Der Anteil der öffentlichen Bildungsausgaben am Bruttoinlandsprodukt müsse deutlich wachsen, forderte die Gewerkschaft Erziehung und Wissenschaft (GEW). „Mit den bisher eingesetzten Mitteln schaffen wir es in Deutschland bis heute nicht, für Chancengleichheit zu sorgen“, sagte GEW-Vorstandsmitglied Anja Bensinger-Stolze. Die Gewerkschaft erneuerte zudem ihre Forderung nach besserer Bezahlung für Lehrkräfte und verwies auf einen „dramatischen Lehrkräftemangel“ an Grundschulen. Nur so werde der Lehrkräfteberuf für junge Menschen bei der Berufswahl wieder attraktiver.
OECD-Bildungsdirektor Schleicher sieht andere Gründe: „Es geht weniger daum, den Lehrerberuf finanziell attraktiver zu machen, das ist er schon.

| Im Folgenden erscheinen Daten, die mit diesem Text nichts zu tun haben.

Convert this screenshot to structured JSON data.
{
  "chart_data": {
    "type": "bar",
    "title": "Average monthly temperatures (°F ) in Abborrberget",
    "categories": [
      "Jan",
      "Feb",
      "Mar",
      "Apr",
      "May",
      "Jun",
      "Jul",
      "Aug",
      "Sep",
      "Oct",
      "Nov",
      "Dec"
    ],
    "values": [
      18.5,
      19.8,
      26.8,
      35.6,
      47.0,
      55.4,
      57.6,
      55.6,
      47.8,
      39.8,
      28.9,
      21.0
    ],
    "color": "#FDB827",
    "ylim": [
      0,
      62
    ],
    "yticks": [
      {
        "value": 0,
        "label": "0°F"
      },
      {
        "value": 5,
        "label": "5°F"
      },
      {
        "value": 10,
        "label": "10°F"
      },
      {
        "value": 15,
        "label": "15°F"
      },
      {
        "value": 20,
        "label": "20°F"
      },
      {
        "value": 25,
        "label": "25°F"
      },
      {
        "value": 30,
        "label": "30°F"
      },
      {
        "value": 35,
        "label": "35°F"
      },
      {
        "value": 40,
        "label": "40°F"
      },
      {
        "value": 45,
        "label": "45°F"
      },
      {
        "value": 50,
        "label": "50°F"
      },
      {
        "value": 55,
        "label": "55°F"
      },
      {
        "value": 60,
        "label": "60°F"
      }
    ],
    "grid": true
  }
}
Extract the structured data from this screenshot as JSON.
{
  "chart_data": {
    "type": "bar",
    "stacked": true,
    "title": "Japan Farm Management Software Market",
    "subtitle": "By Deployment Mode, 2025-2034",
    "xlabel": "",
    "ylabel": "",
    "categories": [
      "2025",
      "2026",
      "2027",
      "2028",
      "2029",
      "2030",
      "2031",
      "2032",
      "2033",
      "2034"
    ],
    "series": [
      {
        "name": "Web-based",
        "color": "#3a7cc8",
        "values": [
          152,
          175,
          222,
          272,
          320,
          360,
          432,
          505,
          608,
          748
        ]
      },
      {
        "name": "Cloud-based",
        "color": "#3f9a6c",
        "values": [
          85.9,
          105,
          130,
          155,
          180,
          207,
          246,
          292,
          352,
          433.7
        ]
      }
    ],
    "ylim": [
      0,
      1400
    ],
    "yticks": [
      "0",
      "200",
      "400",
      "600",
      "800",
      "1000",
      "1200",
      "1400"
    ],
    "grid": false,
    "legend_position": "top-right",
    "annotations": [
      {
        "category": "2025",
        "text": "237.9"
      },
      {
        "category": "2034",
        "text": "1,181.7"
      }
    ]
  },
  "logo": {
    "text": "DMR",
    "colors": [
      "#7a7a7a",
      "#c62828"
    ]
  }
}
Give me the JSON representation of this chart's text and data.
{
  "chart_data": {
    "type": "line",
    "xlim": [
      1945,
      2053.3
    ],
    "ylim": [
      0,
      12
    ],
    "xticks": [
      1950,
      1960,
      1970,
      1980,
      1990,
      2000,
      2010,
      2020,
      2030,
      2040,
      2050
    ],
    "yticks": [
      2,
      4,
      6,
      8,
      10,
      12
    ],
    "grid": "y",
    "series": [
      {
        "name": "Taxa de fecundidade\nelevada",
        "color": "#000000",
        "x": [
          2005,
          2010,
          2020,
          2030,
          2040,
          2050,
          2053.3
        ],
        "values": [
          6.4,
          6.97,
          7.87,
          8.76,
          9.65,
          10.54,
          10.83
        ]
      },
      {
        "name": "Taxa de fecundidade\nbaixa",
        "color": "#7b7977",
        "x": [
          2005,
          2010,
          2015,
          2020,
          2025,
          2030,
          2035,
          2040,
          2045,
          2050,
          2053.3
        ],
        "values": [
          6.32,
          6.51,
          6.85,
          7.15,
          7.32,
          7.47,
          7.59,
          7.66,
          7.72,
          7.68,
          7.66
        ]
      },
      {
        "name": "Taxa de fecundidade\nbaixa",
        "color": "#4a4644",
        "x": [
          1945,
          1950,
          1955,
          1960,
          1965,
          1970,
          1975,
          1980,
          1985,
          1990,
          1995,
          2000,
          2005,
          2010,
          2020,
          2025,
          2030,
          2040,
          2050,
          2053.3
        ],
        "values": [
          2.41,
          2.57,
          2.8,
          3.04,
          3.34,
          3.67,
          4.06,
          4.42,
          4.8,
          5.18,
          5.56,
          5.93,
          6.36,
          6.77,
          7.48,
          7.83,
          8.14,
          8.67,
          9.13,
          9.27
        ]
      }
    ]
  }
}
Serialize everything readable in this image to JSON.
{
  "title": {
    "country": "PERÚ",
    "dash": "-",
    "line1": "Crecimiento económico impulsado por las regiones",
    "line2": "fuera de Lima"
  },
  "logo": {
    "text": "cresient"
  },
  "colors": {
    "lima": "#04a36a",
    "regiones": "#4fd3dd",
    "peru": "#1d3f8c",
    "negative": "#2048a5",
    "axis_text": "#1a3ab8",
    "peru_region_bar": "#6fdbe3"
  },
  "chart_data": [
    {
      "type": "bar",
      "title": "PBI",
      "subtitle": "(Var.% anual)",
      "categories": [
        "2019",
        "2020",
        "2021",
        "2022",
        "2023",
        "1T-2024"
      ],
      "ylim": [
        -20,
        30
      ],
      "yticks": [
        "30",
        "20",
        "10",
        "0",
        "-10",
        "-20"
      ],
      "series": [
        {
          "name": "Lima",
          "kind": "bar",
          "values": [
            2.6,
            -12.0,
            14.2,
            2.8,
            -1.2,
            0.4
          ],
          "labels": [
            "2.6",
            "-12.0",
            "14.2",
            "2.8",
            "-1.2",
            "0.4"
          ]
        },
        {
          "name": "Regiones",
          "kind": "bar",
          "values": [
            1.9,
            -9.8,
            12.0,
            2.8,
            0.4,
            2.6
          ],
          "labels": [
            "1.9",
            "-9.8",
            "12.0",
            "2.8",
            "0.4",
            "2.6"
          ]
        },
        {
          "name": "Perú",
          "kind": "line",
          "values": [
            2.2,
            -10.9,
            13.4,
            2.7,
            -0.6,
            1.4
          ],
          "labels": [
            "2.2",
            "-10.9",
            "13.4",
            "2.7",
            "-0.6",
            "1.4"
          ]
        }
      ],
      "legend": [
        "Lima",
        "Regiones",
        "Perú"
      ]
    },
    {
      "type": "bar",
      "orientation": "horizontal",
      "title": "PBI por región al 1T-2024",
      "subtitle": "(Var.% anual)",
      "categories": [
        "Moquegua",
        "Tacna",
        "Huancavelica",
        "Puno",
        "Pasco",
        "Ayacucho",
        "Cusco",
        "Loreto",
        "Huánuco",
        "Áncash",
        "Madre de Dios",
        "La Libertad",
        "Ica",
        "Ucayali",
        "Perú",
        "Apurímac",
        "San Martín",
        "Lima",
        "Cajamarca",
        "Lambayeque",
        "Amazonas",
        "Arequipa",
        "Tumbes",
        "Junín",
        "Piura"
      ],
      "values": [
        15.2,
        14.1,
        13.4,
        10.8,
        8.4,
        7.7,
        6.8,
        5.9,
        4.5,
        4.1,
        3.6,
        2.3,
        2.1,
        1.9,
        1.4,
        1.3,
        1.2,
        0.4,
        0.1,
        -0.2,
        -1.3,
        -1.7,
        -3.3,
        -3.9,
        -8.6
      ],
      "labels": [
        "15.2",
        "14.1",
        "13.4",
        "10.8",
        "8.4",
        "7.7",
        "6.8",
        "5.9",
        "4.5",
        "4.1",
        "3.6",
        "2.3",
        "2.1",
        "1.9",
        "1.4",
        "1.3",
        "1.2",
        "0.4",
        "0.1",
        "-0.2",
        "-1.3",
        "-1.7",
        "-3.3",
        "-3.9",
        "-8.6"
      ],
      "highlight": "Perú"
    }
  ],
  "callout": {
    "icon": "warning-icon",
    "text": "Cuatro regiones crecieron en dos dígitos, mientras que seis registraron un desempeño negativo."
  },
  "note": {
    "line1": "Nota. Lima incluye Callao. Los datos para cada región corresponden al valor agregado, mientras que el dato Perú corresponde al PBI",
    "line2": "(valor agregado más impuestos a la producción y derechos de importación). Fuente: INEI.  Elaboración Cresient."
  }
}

Es geht eher darum, das Berufsfeld intellektuell attraktiver zu machen“. Laut OECD-Bericht sind die Gehälter für Lehrkräfte in Deutschland höher als in allen anderen OECD-Ländern mit verfügbaren Daten. Schleicher plädierte für neue Karrierestrukturen, die Lehrkräften eine Weiterentwicklung ermöglichten. Schule müsse ein spannendes Arbeitsumfeld sein. In Deutschland sei der Lehrerberuf immer noch sehr auf Unterricht im Klassenzimmer beschränkt.